Clonal Heterogeneity in TEL/AML1+ Acute Lymphoblastic Leukemia (ALL): A Clinical Appraisal

Introduction: In TEL/AML1+ ALL, the formation of the fusion gene is frequently followed by clonal evolution, with the acquisition of additional aberrations, some involving the TEL and AML1 genes. The resulting variant subclones often coexist at diagnosis, but the clinical significance of this heterogeneity is unclear.

Patients and Methods: The study included a group of 28 children with ALL, found TEL/AML1+ on interphase FISH. In all cases, 500 nuclei were assessed and all signal patterns indicative of a typical t(12;21) or any deviation were recorded. The patients were treated according to the BFM-95 protocol and followed-up for 5,3 to 101,10 (median 66,40) months.

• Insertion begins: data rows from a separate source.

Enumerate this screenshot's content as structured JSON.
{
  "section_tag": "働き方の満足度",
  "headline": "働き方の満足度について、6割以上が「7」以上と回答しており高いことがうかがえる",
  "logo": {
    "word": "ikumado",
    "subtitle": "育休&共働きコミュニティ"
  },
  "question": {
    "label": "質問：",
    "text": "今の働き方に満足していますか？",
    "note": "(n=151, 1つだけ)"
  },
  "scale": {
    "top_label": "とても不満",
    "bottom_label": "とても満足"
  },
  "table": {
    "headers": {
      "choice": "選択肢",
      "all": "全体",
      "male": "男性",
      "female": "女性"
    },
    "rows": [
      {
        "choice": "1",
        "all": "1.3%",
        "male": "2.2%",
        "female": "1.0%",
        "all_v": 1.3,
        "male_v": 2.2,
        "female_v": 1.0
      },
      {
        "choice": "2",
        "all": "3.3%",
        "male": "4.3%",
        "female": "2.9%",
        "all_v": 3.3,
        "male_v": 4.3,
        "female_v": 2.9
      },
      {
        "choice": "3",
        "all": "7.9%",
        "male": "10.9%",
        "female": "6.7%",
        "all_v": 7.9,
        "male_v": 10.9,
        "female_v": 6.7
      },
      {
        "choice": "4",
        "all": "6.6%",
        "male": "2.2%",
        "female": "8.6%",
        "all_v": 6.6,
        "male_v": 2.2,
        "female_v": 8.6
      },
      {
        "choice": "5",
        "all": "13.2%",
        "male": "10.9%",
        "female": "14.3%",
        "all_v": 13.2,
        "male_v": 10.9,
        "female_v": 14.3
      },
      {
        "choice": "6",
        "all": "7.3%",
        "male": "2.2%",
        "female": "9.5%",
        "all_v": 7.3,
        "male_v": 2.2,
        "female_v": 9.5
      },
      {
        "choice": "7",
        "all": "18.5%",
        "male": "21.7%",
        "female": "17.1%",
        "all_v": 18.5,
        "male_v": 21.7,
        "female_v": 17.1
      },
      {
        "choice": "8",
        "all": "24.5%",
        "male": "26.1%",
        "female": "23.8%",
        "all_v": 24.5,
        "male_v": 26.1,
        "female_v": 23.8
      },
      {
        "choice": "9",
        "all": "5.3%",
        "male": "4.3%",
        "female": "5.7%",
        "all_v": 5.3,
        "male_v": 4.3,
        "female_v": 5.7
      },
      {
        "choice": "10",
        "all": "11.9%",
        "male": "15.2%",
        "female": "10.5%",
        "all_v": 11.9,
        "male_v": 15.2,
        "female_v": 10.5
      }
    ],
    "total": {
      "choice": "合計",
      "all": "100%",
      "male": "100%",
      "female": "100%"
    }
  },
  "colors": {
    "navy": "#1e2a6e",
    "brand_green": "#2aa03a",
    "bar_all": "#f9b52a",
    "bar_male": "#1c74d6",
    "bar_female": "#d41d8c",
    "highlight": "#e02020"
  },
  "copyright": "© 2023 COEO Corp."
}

Results: In 19 cases, a single clone was found. In 12 of them (Group A), the typical pattern was obtained, while in 7 (Group B) there were additional aberrations (deletion of the non-rearranged TEL in 4; fusion duplication in 1; both in 2). In the rest 9 cases (Group C), we found coexistence of two (7) or three subclones (1). Certain variations (i.e. fusion triplication or AML1 deletion) were not seen in cases with a single clone, typical or variant. Epidemiological and biological variables and outcome were comparable between the three groups. However, 8 of the 9 children in Group C had residual disease detectable by flow cytometry on D15, versus only 2 and 1 patients in Group A and B respectively (p< 0,05). One patient in Group A relapsed and subsequently died with the same signal pattern as in diagnosis. There was another relapse in Group C, but the patient entered a second remission on re-induction. Interestingly, in this latter case, involving the only patient with three subclones seen on diagnosis, all three were also present on relapse, at comparable percentages as in diagnosis.

Conclusions: Clonal heterogeneity is frequent in TEL/AML1+ ALL. It is associated with a slower clearance of the marrow on induction but not with the long-term outcome. However, this is unlikely to reflect the presence of a more resistant subclone with regard to additional aberrations of TEL and AML1 genes, since the presence of residual disease on day 15 was seen in similar frequency in patients with a typical t(12;21) and in those with a single variant clone. It is possible that patients with clonal heterogeneity may harbor other cytogenetic abnormalities involving other genes or chromosomes. Further study will be necessary to endorse this hypothesis and, perhaps, identify new pathways in the development of TEL/AML1+ ALL.